É crime ter empresas em paraísos fiscais?

Advogado-Giuliano-MiottoCom a recente divulgação dos famosos “Panama Pappers”, onde consta que um famoso escritório abriu milhares de empresas Offshore para empresários, políticos, ministros, artistas e outros, surge uma importante questão que precisa ser abordada de forma bastante equilibrada e sem apego a certos conceitos arraigados no imaginário popular de que o planejamento societário e fiscal, o lucro e a riqueza são males a serem combatidos.

Primeiramente é necessário definirmos uma empresa Offshore, que nada mais é do que uma pessoa jurídica que opera fora dos limites territoriais de onde está localizado seu controlador. Essa é uma definição simples e limitada, mas é preciso entender que não existe uma forma jurídica determinada para o estabelecimento de uma empresa Offshore, a qual pode ser constituída conforme as regras de cada jurisdição onde se encontra sua sede e se amoldar às necessidades e peculiaridades de cada caso específico, sendo que sua principal finalidade é servir aos seus sócios e empresas e até exercer controle sobre outras empresas dentro e fora de sua jurisdição.

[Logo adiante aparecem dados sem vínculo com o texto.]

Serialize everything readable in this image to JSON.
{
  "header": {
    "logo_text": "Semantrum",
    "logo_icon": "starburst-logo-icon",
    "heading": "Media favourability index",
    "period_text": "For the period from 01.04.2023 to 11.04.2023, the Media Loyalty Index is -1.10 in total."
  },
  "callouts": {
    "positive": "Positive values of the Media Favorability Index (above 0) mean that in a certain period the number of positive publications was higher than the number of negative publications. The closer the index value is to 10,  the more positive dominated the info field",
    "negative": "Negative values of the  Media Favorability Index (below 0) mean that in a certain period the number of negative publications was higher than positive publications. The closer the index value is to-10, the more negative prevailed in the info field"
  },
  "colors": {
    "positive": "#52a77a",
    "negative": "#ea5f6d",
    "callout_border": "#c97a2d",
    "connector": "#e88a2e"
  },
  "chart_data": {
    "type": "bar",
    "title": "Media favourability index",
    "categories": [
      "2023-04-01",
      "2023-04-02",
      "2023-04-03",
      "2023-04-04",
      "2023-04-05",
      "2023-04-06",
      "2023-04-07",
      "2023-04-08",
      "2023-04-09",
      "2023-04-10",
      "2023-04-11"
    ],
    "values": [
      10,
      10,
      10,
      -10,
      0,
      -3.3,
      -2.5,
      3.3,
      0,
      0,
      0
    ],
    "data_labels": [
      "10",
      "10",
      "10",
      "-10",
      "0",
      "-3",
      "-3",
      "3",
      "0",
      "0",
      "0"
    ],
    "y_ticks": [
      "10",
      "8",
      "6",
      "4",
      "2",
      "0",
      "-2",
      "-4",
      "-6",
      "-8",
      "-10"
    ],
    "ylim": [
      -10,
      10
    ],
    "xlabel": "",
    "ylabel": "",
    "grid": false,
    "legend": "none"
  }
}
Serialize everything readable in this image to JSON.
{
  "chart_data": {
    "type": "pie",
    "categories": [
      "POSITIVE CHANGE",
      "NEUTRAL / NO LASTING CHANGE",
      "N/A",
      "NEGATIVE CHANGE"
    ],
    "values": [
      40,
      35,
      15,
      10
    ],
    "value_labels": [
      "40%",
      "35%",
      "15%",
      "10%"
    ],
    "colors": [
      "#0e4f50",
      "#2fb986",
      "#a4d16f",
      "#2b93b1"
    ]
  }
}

Infelizmente, dado o mau uso e as constantes notícias na imprensa de abusos cometidos por políticos e empresários, ao se utilizarem desse importante instrumento de planejamento fiscal, sucessório e até para questões de estratégias comerciais, as Offshores têm se tornado quase como um opróbrio na mente das pessoas. Sendo comum que empresários e investidores que fazem bom uso deste instrumento tenham que se manter sempre na defensiva, como se isso fosse algo ilegal ou imoral.

Na verdade, ter uma empresa Offshore é perfeitamente legal e admitido pelo ordenamento jurídico brasileiro e internacional, tem o mesmo efeito de se abrir uma empresa aqui no Brasil, com a simples diferença de que uma Offshore pode adotar formas jurídicas que hoje não são permitidas na nossa jurisdição e também pelo fato de que essa empresa pode vir a ser constituída em um País com tributação zero ou mais favorável, como é o caso do Panamá. É muito comum empresas como a Vale se utilizaram desse instrumento para efetuarem pagamentos a fornecedores no exterior ou, até mesmo, para se proteger informações comerciais valiosas no momento de se efetuar uma operação internacional.

Outro ponto a ser considerado é que não se deve demonizar ou criminalizar qualquer pessoa que decida constituir uma Offshore, mas sim deve-se tratar de forma rígida e nos termos da lei, aqueles que decidem fazer um mau uso desse mecanismo. E isso deve ser feito com a mesma medida que se combate crimes e desvios cometidos por pessoas que se utilizam de empresas no Brasil. Ou seja, não é ter uma Offshore que é ilegal, mas pode ser ilegal ou imoral aquilo que as pessoas venham a fazer com essa empresa. Por exemplo, um politico que constitui uma empresa em um paraíso fiscal apenas para receber propinas e fugir da justiça e fisco brasileiros, não está cometendo um crime ao abrir esta Offshore em si, mas em não a declarar e ainda a utilizar para o recebimento de dinheiro de corrupção e outros que venha a cometer.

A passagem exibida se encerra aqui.